Postby jonm » Sun Jul 21, 2019 7:14 pm

verdastelo and Saim, thank you both for all your insights about these languages. That definitely gives me a much clearer picture.

verdastelo wrote:Here we simply refuse to accept that Hindi and Urdu are one language. And you risk inviting scorn if you suggest otherwise. ;-) Notice the first comment of An Illusion of Two Different Languages. (NOTE. I wrote this blog post way back in 2011. The top comment is from a Canadian who confused Urdu with Hindi.)

Thanks for this reminder, and your blog post gives a good sense of the history and context. I've reworded my post slightly. :)

Saim wrote:
jonm wrote:So I'd probably stop at counting Hindi-Urdu, Punjabi, and Arabic as macrolanguages, but not Chinese.

"Macrolanguage" is a term invented by Ethnologue and only really used by sources citing Ethnologue. It's not a term used in linguistics.

Well, I was imagining a scenario where I was making these judgments for Ethnologue, so I guess it's only fitting. ;)

More seriously though, that's good to know. I studied linguistics too, but I'm not very well versed in this area. I'm mainly into phonetics and cognitive grammar.

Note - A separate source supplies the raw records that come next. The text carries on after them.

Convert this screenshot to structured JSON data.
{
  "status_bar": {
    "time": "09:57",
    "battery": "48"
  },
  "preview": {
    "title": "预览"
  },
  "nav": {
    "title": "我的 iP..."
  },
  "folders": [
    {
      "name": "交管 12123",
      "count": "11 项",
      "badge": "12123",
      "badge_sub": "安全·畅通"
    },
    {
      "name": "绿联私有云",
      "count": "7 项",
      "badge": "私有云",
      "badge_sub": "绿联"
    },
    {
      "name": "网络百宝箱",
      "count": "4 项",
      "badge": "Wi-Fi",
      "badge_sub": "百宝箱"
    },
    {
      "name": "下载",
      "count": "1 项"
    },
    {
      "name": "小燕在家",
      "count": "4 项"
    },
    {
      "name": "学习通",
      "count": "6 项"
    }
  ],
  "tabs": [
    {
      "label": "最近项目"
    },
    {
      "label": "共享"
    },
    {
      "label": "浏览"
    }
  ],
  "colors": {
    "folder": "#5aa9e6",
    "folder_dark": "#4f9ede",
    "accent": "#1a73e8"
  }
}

Funny thing is, minutes before you replied, that sentence said that I would count Hindi-Urdu, Punjabi, and Arabic, but not Chinese, as single languages, since that seems to be how linguists generally classify them, though perhaps not in the countries in question. But as verdastelo reminded me, for some people who might read my post, these issues can be quite charged, so I did some quick rewording to try to avoid giving offense. Seems like neither phrasing was a winner. :lol:

For the purposes of forum discussions about learning all these languages, I wonder if there's a better shorthand for when you have varieties that are considered separate languages in the countries where they're spoken, but learning one really gets you most of the way to understanding the other. Malaysian and Indonesian might be another example.